It wasn’t until fifth grade that the pieces began to fall into place for me. Oh, I still panic when playing navigator in a moving vehicle and the pilot springs the difficult question on me, “Do I turn right or left at the next corner?” Panic raises its ugly face as I wrestle with an answer that will inevitably be the wrong response. It’s an issue that continues to mess with my life as a dyslexic. I can’t remember double digits when required to enter them. When making a purchase using Rick’s debit card. Is it 19 – 21 or 21 – 19? Given any situation where there are only two possible answers I’m going to be completely flummoxed. It’s how my dyslexia gets in the way of my mind, but in fifth grade a key unlocked a door in my brain and I began to learn how to deal with it. Until fifth grade most of my teachers assumed I was stupid and placed me in the remedial groups left to fend for myself while the teachers spent time with those kids who seemed more worthy of their attention, but in fifth grade some magic happened. It was fifth grade when Mrs. Larson saw something in me that gave her reason to push my capabilities and lift my sense of worth. My self-confidence had a real growth spurt that year and I continued to grow academically all through the rest of my educational life.

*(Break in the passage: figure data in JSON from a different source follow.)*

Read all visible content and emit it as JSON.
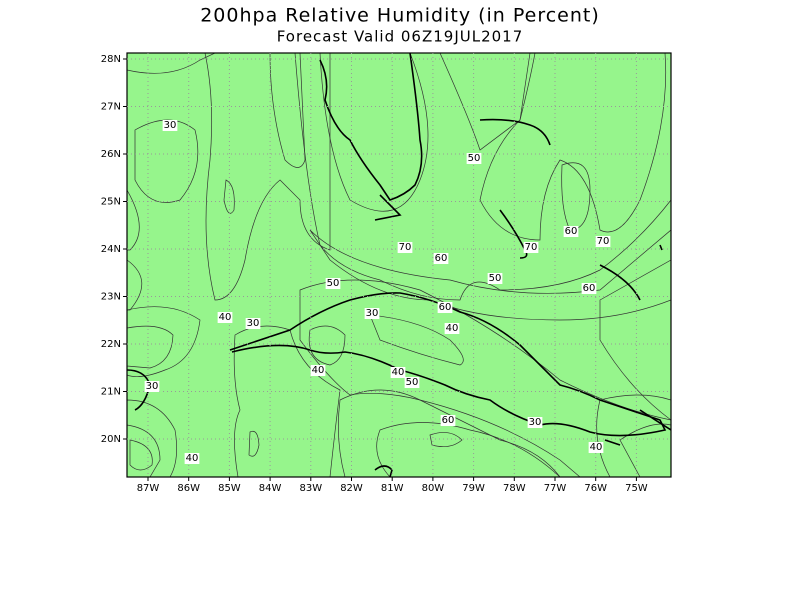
{
  "header": {
    "title": "200hpa Relative Humidity (in Percent)",
    "subtitle": "Forecast Valid  06Z19JUL2017"
  },
  "map": {
    "lat_labels": [
      "28N",
      "27N",
      "26N",
      "25N",
      "24N",
      "23N",
      "22N",
      "21N",
      "20N"
    ],
    "lon_labels": [
      "87W",
      "86W",
      "85W",
      "84W",
      "83W",
      "82W",
      "81W",
      "80W",
      "79W",
      "78W",
      "77W",
      "76W",
      "75W"
    ],
    "contour_labels": [
      "30",
      "50",
      "70",
      "60",
      "70",
      "60",
      "70",
      "50",
      "50",
      "60",
      "60",
      "40",
      "30",
      "30",
      "40",
      "40",
      "40",
      "50",
      "30",
      "60",
      "30",
      "40",
      "40"
    ]
  }
}
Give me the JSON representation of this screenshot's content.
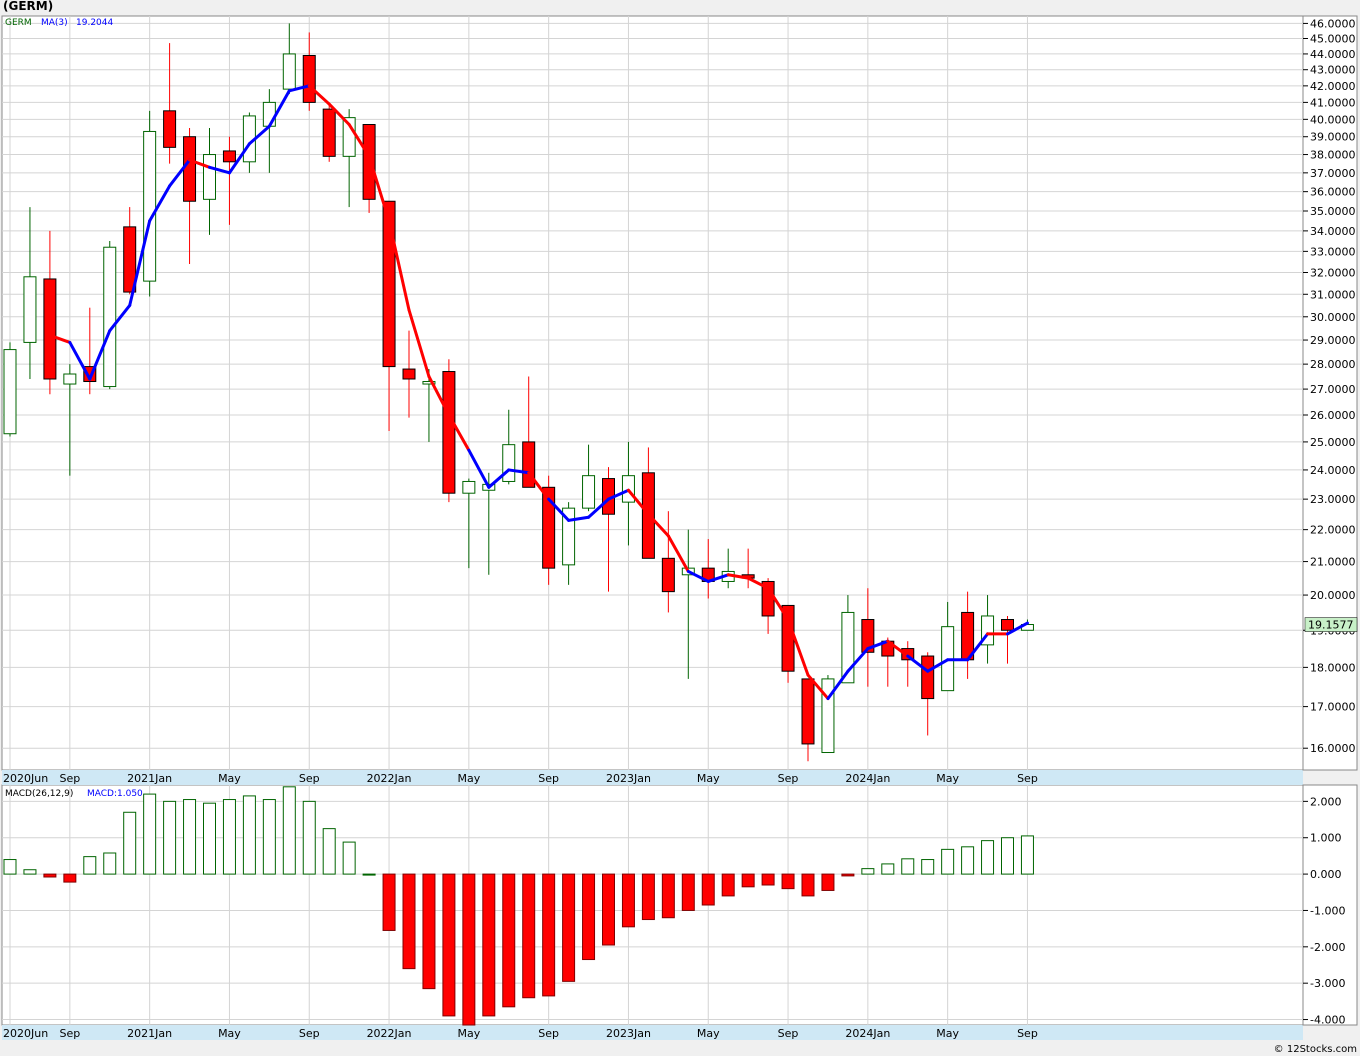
{
  "title": "(GERM)",
  "footer": "© 12Stocks.com",
  "colors": {
    "up": "#006400",
    "down": "#ff0000",
    "ma_up": "#0000ff",
    "ma_down": "#ff0000",
    "last_price_bg": "#c8f0c8",
    "grid": "#d4d4d4",
    "axis_band": "#cfe8f5"
  },
  "price_panel": {
    "legend_symbol": "GERM",
    "legend_ma": "MA(3)",
    "legend_ma_value": "19.2044",
    "last_price_label": "19.1577",
    "y_ticks": [
      "16.0000",
      "17.0000",
      "18.0000",
      "19.0000",
      "20.0000",
      "21.0000",
      "22.0000",
      "23.0000",
      "24.0000",
      "25.0000",
      "26.0000",
      "27.0000",
      "28.0000",
      "29.0000",
      "30.0000",
      "31.0000",
      "32.0000",
      "33.0000",
      "34.0000",
      "35.0000",
      "36.0000",
      "37.0000",
      "38.0000",
      "39.0000",
      "40.0000",
      "41.0000",
      "42.0000",
      "43.0000",
      "44.0000",
      "45.0000",
      "46.0000"
    ]
  },
  "macd_panel": {
    "legend_name": "MACD(26,12,9)",
    "legend_value": "MACD:1.050",
    "y_ticks": [
      "-4.000",
      "-3.000",
      "-2.000",
      "-1.000",
      "0.000",
      "1.000",
      "2.000"
    ]
  },
  "x_ticks": [
    {
      "label": "2020Jun",
      "i": 0
    },
    {
      "label": "Sep",
      "i": 3
    },
    {
      "label": "2021Jan",
      "i": 7
    },
    {
      "label": "May",
      "i": 11
    },
    {
      "label": "Sep",
      "i": 15
    },
    {
      "label": "2022Jan",
      "i": 19
    },
    {
      "label": "May",
      "i": 23
    },
    {
      "label": "Sep",
      "i": 27
    },
    {
      "label": "2023Jan",
      "i": 31
    },
    {
      "label": "May",
      "i": 35
    },
    {
      "label": "Sep",
      "i": 39
    },
    {
      "label": "2024Jan",
      "i": 43
    },
    {
      "label": "May",
      "i": 47
    },
    {
      "label": "Sep",
      "i": 51
    }
  ],
  "chart_data": [
    {
      "type": "candlestick",
      "title": "(GERM)",
      "ylim": [
        15.5,
        46.5
      ],
      "scale": "log",
      "columns": [
        "open",
        "high",
        "low",
        "close"
      ],
      "candles": [
        [
          25.3,
          28.9,
          25.2,
          28.6
        ],
        [
          28.9,
          35.2,
          27.4,
          31.8
        ],
        [
          31.7,
          34.0,
          26.8,
          27.4
        ],
        [
          27.2,
          28.0,
          23.8,
          27.6
        ],
        [
          27.9,
          30.4,
          26.8,
          27.3
        ],
        [
          27.1,
          33.5,
          27.0,
          33.2
        ],
        [
          34.2,
          35.2,
          31.0,
          31.1
        ],
        [
          31.6,
          40.5,
          30.9,
          39.3
        ],
        [
          40.5,
          44.7,
          37.5,
          38.4
        ],
        [
          39.0,
          39.5,
          32.4,
          35.5
        ],
        [
          35.6,
          39.5,
          33.8,
          38.0
        ],
        [
          38.2,
          39.0,
          34.3,
          37.6
        ],
        [
          37.6,
          40.4,
          37.0,
          40.2
        ],
        [
          39.6,
          41.8,
          37.0,
          41.0
        ],
        [
          41.8,
          46.0,
          41.5,
          44.0
        ],
        [
          43.9,
          45.4,
          40.5,
          41.0
        ],
        [
          40.6,
          41.0,
          37.6,
          37.9
        ],
        [
          37.9,
          40.6,
          35.2,
          40.1
        ],
        [
          39.7,
          39.7,
          34.9,
          35.6
        ],
        [
          35.5,
          35.5,
          25.4,
          27.9
        ],
        [
          27.8,
          29.4,
          25.9,
          27.4
        ],
        [
          27.2,
          27.8,
          25.0,
          27.3
        ],
        [
          27.7,
          28.2,
          22.9,
          23.2
        ],
        [
          23.2,
          23.7,
          20.8,
          23.6
        ],
        [
          23.3,
          23.9,
          20.6,
          23.5
        ],
        [
          23.6,
          26.2,
          23.5,
          24.9
        ],
        [
          25.0,
          27.5,
          23.4,
          23.4
        ],
        [
          23.4,
          23.8,
          20.3,
          20.8
        ],
        [
          20.9,
          22.9,
          20.3,
          22.7
        ],
        [
          22.7,
          24.9,
          22.6,
          23.8
        ],
        [
          23.7,
          24.1,
          20.1,
          22.5
        ],
        [
          22.9,
          25.0,
          21.5,
          23.8
        ],
        [
          23.9,
          24.8,
          21.2,
          21.1
        ],
        [
          21.1,
          22.6,
          19.5,
          20.1
        ],
        [
          20.6,
          22.0,
          17.7,
          20.8
        ],
        [
          20.8,
          21.7,
          19.9,
          20.4
        ],
        [
          20.4,
          21.4,
          20.2,
          20.7
        ],
        [
          20.6,
          21.4,
          20.2,
          20.5
        ],
        [
          20.4,
          20.5,
          18.9,
          19.4
        ],
        [
          19.7,
          19.7,
          17.6,
          17.9
        ],
        [
          17.7,
          17.7,
          15.7,
          16.1
        ],
        [
          15.9,
          17.8,
          15.9,
          17.7
        ],
        [
          17.6,
          20.0,
          17.6,
          19.5
        ],
        [
          19.3,
          20.2,
          17.5,
          18.4
        ],
        [
          18.7,
          18.8,
          17.5,
          18.3
        ],
        [
          18.5,
          18.7,
          17.5,
          18.2
        ],
        [
          18.3,
          18.4,
          16.3,
          17.2
        ],
        [
          17.4,
          19.8,
          17.4,
          19.1
        ],
        [
          19.5,
          20.1,
          17.7,
          18.2
        ],
        [
          18.6,
          20.0,
          18.1,
          19.4
        ],
        [
          19.3,
          19.4,
          18.1,
          19.0
        ],
        [
          19.0,
          19.3,
          19.0,
          19.16
        ]
      ],
      "ma3": [
        null,
        null,
        29.2,
        28.9,
        27.4,
        29.4,
        30.5,
        34.5,
        36.3,
        37.7,
        37.3,
        37.0,
        38.6,
        39.6,
        41.7,
        42.0,
        40.9,
        39.7,
        37.9,
        34.5,
        30.3,
        27.5,
        26.0,
        24.7,
        23.4,
        24.0,
        23.9,
        23.0,
        22.3,
        22.4,
        23.0,
        23.3,
        22.5,
        21.8,
        20.7,
        20.4,
        20.6,
        20.5,
        20.2,
        19.3,
        17.8,
        17.2,
        17.9,
        18.5,
        18.7,
        18.3,
        17.9,
        18.2,
        18.2,
        18.9,
        18.9,
        19.2
      ],
      "ma3_color": [
        null,
        null,
        "down",
        "down",
        "up",
        "up",
        "up",
        "up",
        "up",
        "up",
        "down",
        "up",
        "up",
        "up",
        "up",
        "up",
        "down",
        "down",
        "down",
        "down",
        "down",
        "down",
        "down",
        "down",
        "up",
        "up",
        "up",
        "down",
        "up",
        "up",
        "up",
        "up",
        "down",
        "down",
        "down",
        "up",
        "up",
        "down",
        "down",
        "down",
        "down",
        "down",
        "up",
        "up",
        "up",
        "down",
        "up",
        "up",
        "up",
        "up",
        "down",
        "up"
      ]
    },
    {
      "type": "bar",
      "title": "MACD(26,12,9)",
      "ylim": [
        -4.15,
        2.45
      ],
      "values": [
        0.4,
        0.12,
        -0.08,
        -0.22,
        0.48,
        0.58,
        1.7,
        2.2,
        2.0,
        2.05,
        1.95,
        2.05,
        2.15,
        2.05,
        2.4,
        2.0,
        1.25,
        0.88,
        0.0,
        -1.55,
        -2.6,
        -3.15,
        -3.9,
        -4.15,
        -3.9,
        -3.65,
        -3.4,
        -3.35,
        -2.95,
        -2.35,
        -1.95,
        -1.45,
        -1.25,
        -1.2,
        -1.0,
        -0.85,
        -0.6,
        -0.35,
        -0.3,
        -0.4,
        -0.6,
        -0.45,
        -0.05,
        0.15,
        0.28,
        0.42,
        0.4,
        0.68,
        0.75,
        0.92,
        1.0,
        1.05
      ]
    }
  ]
}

Emmy’s moment of “Ah-ha” happened this year, the year she turned thirteen. Previously, prior to our New York demise, she constantly devalued herself, thinking she was slow or worse, stupid. The competition at Friends Seminary was brutal and even though she felt socially safe, she felt completely academically deficient in the face of such salient competition. The two of us worked a schedule of 6:30am breakfast, school, bath, dinner, and homework until eleven before I tucked her into bed and the cycle repeated the following day. It was a heart-breaking existence watching her try so hard and failing so miserably. Like I did in my early years, we both had our successes that kept us from giving up. We both had strong visual communication skills but like many dyslexics our verbal capabilities lagged miserably behind the rest of the pack.
Emmy’s seventh grade scores on the standardized testing ranked her in the bottom 15% of all private school students, a fact I would never have revealed to her. Testing is always a dreaded experience for dyslexics. While most kids were whizzing through the multiple choice questions I was left trying to figure out if it’s my left or the stove’s left that has the six quarts of boiling water needed for the pound of pasta before I could even start to tackle the issue of converting the quarts to pints and the pounds to ounces. The process of decoding the question was frequently more difficult than knowing the correct answer. These tests were always traumatic for her because of the way they pounded on her self-confidence. This year the results were reversed. The results of Emmy’s eighth grade testing placed her right on the line between proficient and advanced in reading, well into proficient in language arts, mathematics and science and into the coveted advanced area in social studies. She leapt from a seventh grade English teacher giving her an unsatisfactory and suggesting she not return to Friends in the following year to getting an A- in her third quarter at her new school in Madison. I don’t know if it was completely due to the new environment, a place where she might have sensed a bit of a leg up given the advanced nature of her previous New York schooling. Her finding the key to her potential might have occurred no matter where we were, but if the move to Madison escalated Emmy’s treasure hunt to finding her academic self-confidence then I am eternally grateful. If this was our one reward coming out of our catastrophic failure and the cosmic reason for our moving out of New York, the sacrifice of leaving the city both Rick and I so totally loved was worth the gift it has given her.